LE CAPITAINE DE SOIREE
Hervé Lénervé
Ce n'était pas une bonne idée de choisir Momo comme capitaine de soirée. Certainement, même, la pire des idées, mais bon… il faut les comprendre ces Jeunes… Momo était le seul à avoir eu dix-huit ans, le seul à avoir réussi à décrocher son permis et le seul à avoir une voiture, alors quand, vous avez envie de sortir, de vous amuser un peu ou de vivre tout simplement, vous savez, les bonnes idées, où vous pouvez les ranger. Les quatre jeunes qui allaient s'entasser dans sa vieille guimbarde avaient envie de vivre. Momo ne s'appelait pas Mohamed, mais Maurice, c'était un bon français, élevé par de bons parents franchouillards et bassiné dès l'enfance aux valeurs charitables du christianisme. Nourrisson, il avait été sevré au sein maternel, sa mère se faisait un devoir d'allaiter elle-même son enfant. Maintenant alcoolisée comme elle l'était, du levé au couchant, elle aurait mieux fait de s'abstenir d'avoir ce genre de scrupule pédagogique. Donc, dès son plus jeune âge, Momo fut initié par la tété à la boisson. D'ailleurs il avait gagné un autre surnom à force de traîner dans les lieux de licence IV, celui de « l'éponge », car il était capable sans que personne ne s'en aperçoive de vider un verre, celui d'un tel ou d'un autre, mais assurément pas le sien qui l'était déjà depuis cul sec, par un procédé d'absorption à distance juste en étant à une portée raisonnable de bras, quand même. C'était un magicien et le prestidigitateur finissait la soirée complètement prestigiditabourré.
Tout ceci pour dire que ce n'était pas une bonne idée de choisir Momo comme capitaine de soirée.
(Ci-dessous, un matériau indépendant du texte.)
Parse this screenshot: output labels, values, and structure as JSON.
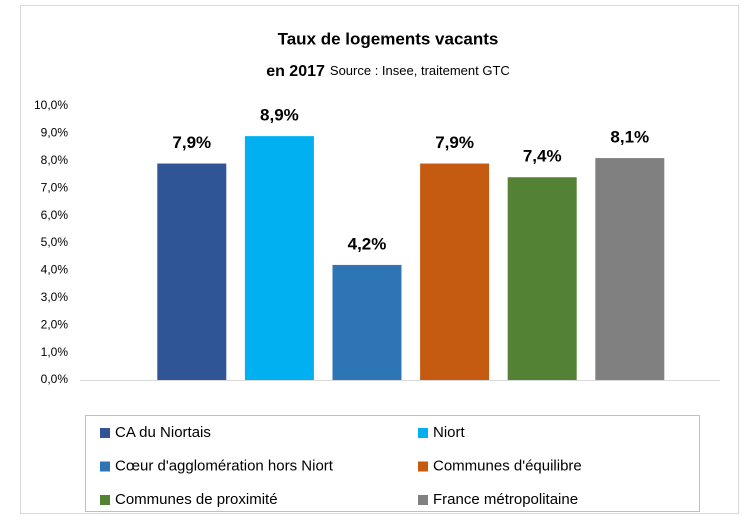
{
  "chart_data": {
    "type": "bar",
    "title": "Taux de logements vacants",
    "subtitle": "en 2017",
    "source": "Source : Insee, traitement GTC",
    "categories": [
      "CA du Niortais",
      "Niort",
      "Cœur d'agglomération hors Niort",
      "Communes d'équilibre",
      "Communes de proximité",
      "France métropolitaine"
    ],
    "values": [
      7.9,
      8.9,
      4.2,
      7.9,
      7.4,
      8.1
    ],
    "value_labels": [
      "7,9%",
      "8,9%",
      "4,2%",
      "7,9%",
      "7,4%",
      "8,1%"
    ],
    "colors": [
      "#2f5597",
      "#00b0f0",
      "#2e75b6",
      "#c55a11",
      "#548235",
      "#808080"
    ],
    "ylim": [
      0,
      10
    ],
    "yticks": [
      {
        "value": 0,
        "label": "0,0%"
      },
      {
        "value": 1,
        "label": "1,0%"
      },
      {
        "value": 2,
        "label": "2,0%"
      },
      {
        "value": 3,
        "label": "3,0%"
      },
      {
        "value": 4,
        "label": "4,0%"
      },
      {
        "value": 5,
        "label": "5,0%"
      },
      {
        "value": 6,
        "label": "6,0%"
      },
      {
        "value": 7,
        "label": "7,0%"
      },
      {
        "value": 8,
        "label": "8,0%"
      },
      {
        "value": 9,
        "label": "9,0%"
      },
      {
        "value": 10,
        "label": "10,0%"
      }
    ],
    "grid": false,
    "legend": "bottom"
  }
}
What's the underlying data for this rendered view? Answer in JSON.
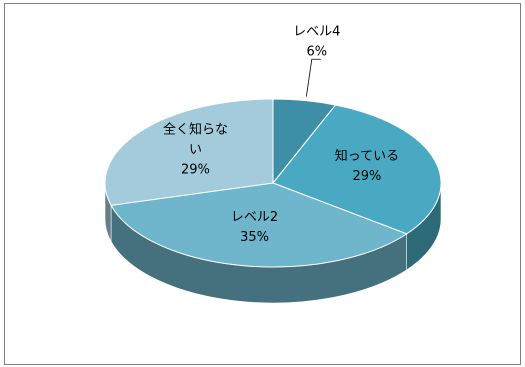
{
  "chart_data": {
    "type": "pie",
    "title": "",
    "style": "3d",
    "legend": "none",
    "slices": [
      {
        "label_lines": [
          "レベル4"
        ],
        "value": 6,
        "value_label": "6%",
        "color": "#3f8ea7"
      },
      {
        "label_lines": [
          "知っている"
        ],
        "value": 29,
        "value_label": "29%",
        "color": "#4aa9c2"
      },
      {
        "label_lines": [
          "レベル2"
        ],
        "value": 35,
        "value_label": "35%",
        "color": "#6fb5cb"
      },
      {
        "label_lines": [
          "全く知らな",
          "い"
        ],
        "value": 29,
        "value_label": "29%",
        "color": "#a4cbdc"
      }
    ]
  }
}
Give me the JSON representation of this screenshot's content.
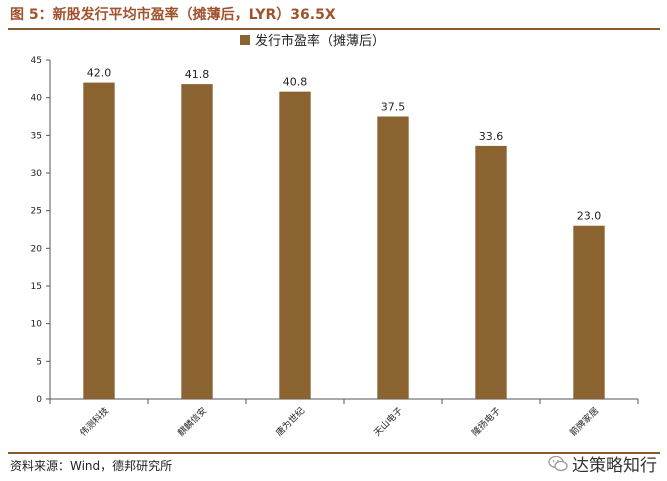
{
  "header": {
    "figure_title": "图 5：新股发行平均市盈率（摊薄后，LYR）36.5X"
  },
  "footer": {
    "source": "资料来源：Wind，德邦研究所"
  },
  "watermark": {
    "text": "达策略知行"
  },
  "colors": {
    "bar": "#8b6331",
    "accent": "#a0522d",
    "rule": "#8b5a2b"
  },
  "chart_data": {
    "type": "bar",
    "title": "",
    "xlabel": "",
    "ylabel": "",
    "legend_position": "top-center",
    "grid": false,
    "ylim": [
      0,
      45
    ],
    "yticks": [
      0,
      5,
      10,
      15,
      20,
      25,
      30,
      35,
      40,
      45
    ],
    "categories": [
      "伟测科技",
      "麒麟信安",
      "唐为世纪",
      "天山电子",
      "隆扬电子",
      "箭牌家居"
    ],
    "series": [
      {
        "name": "发行市盈率（摊薄后）",
        "values": [
          42.0,
          41.8,
          40.8,
          37.5,
          33.6,
          23.0
        ],
        "labels": [
          "42.0",
          "41.8",
          "40.8",
          "37.5",
          "33.6",
          "23.0"
        ]
      }
    ]
  }
}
Dans la voiture, il y avait Benjamin, un bel adolescent avec, déjà derrière lui un sérieux bilan de brillantes conquêtes, dont Adeline la dernière, disons celle du moment plutôt, car elle serait loin d'être la dernière, à moins que… Adeline se serrait contre son Amour éternel de l'éphémère.
Ensuite venait, le déterminé Aurélien qui était facteur pour payer des études de psychologie qu'il voulait faire, que voulez-vous, il avait la vocation, la foi, cela ne se discute pas. Puis, en dernier, la meilleure pour la fin, la belle et légère Aurélie, une personne magnifique en esprit comme en apparence, belle à croquer la vie à pleine dents qu'elle avait étincelantes, le contraire m'eut étonné.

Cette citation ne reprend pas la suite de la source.